Inductees

To hear the “Old Guard” tell it, Mansfield is a Norman Rockwell painting in real life:

Kids riding their bikes across town in the summers, trying to round up enough buddies for a baseball game. In the evenings, dads coaching their sons in youth leagues. The box-office draw? Not a movie house but the high school baseball team.

The Local 9 certainly have been a must-watch, not only in Wright County but anywhere. Which is why the Missouri Sports Hall of Fame proudly inducted the Mansfield High School Baseball Program with the Class of 2020.

The Lions have advanced to nine Final Fours, played eight times for the state championship and captured three state titles in Class 2 (1995, 1996, 2017).

Mansfield was a state runner-up in 1984, 1991, 1993, 2005 and 2018, and placed third in 1990.

“As kids, you develop heroes, if you will, people you look up to and you want to be like,” said Gary Greene, who played – and later coached – for the Lions. “When they’re on that stage and we made the Final Four in 1984, you’re like, ‘I want to be there.
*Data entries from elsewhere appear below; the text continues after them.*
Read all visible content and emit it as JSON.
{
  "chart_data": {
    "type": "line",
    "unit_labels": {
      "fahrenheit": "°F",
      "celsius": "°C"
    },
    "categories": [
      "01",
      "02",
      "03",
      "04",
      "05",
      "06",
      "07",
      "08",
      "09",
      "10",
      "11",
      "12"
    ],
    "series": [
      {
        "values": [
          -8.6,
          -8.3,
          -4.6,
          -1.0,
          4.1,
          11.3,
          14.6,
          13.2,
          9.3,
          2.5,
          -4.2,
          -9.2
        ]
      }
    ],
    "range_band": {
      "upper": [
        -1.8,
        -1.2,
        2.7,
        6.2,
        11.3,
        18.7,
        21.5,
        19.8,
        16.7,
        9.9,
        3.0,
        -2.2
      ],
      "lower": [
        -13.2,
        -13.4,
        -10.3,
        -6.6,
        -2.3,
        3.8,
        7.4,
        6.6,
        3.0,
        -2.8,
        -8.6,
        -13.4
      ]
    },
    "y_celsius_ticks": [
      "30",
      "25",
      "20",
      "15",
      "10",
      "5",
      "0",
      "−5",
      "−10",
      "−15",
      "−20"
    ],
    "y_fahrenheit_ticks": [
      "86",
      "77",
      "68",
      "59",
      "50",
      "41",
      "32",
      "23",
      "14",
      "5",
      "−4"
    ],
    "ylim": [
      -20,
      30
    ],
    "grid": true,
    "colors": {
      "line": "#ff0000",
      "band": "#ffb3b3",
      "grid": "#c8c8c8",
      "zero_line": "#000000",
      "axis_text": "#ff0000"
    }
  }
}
I want to be on that field one day.’”

Despite a school enrollment of only about 200 students annually, it’s challenging to earn a varsity roster spot.

This is where the late Doug Jones (MSHOF 2016) earned a majority of his state-record 713 victories.

And consider these numbers: 22, 26, 39 and four. In order, that represents Mansfield’s collection of… district titles, Summit Conference championships, collegiate players and pro players. The pros were Bart Evans, Barry Short, Brent Evans and Matt Skyles. Bart Evans reached the big leagues (Kansas City Royals, 1998).

Between 1992 and 2000, Mansfield set the state record with 51 consecutive league victories, and its 2004-2010 teams combined for 41 consecutive league wins.

The 1968 team was its first district champion.

The 1984 team (21-2), coached by Jim Nichols, rode pitcher Jackie McCleary (16-1, 178 strikeouts) and shortstop Don Brennan to the state semifinals. In the quarterfinal, Alan “Bub” Morris’ two-out grand slam won it just minutes after Shannon Watterson’s two-run homer.

Jones took over in the late 1980s.

The 1989 and 1990 teams are arguably the best in Mansfield history. The 1990 team was 30-0 before a state semifinal loss.

“The balls we hit hard just didn’t fall,” said Greene, a member of the 1990 team and one of its seven eventual collegians. “It was probably a game we should have won 1-0, but we didn’t win games 1-0. We won 12-0, 15-1. It just didn’t happen for us.”

Those teams inspired many others.

The 1991 runner-up (17-6) was battle-tested after three losses to Ozark Conference teams and beat Fatima 5-4 in the semifinal.

The 1993 runner-up (23-6) was led by pitcher Kendall Keith (8-1, 2.42 ERA, 63 strikeouts) and rallied to beat St. Pius X 4-3 in the semifinals.

The 1995 team beat Fatima 2-1 in the finals. Matt Skyles pitched all seven innings and drove in the winning run, following Jason Davis’ stand-up double. Joe Garrison, the team’s catcher, had plated the tying run (Skyles) in the sixth. One day earlier, Garrison pitched four innings, helping the Lions save Skyles for the championship.

The 1996 team beat Principia 2-0 in the finals as Davis pitched five innings, and Skyles and Melvin Thompson drove in runs. The Lions had beaten Fatima 1-0 in the semifinal as Hayden Dennis plated Jeromy Brooke, who had hit a two-out triple.

Skyles started the 1993 state championship game (8 strikeouts, no walks), closed the 1995 semifinal, started both the 1995 state final (struck out 10 for his 11th win) and the 1996 semifinal (a record 13 strikeouts in seven innings), and closed the 1996 final.

The 2005 Lions featured pitcher Taylor Thompson and set numerous team records, including second-most wins and stolen bases (174) – with Evan Jones’ 39 also an individual season record.

The 2017 state team (21-2) won it all months after Coach Jones’ passing. Mansfield ended the season on a 10-game win streak, capped by a 16-3 win against Canton in the final.

In 2018, the state runner-up team beat Russellville 16-4 in the semifinal. Spencer Greene set the program’s career record for hits (187).

“We were so blessed in so many ways,” said Garrison, who returned as coach in 2018. “Blessed with talent, blessed with pitching, blessed with ability and blessed with so much passion for the game. When you put all that together, it leads to winning.”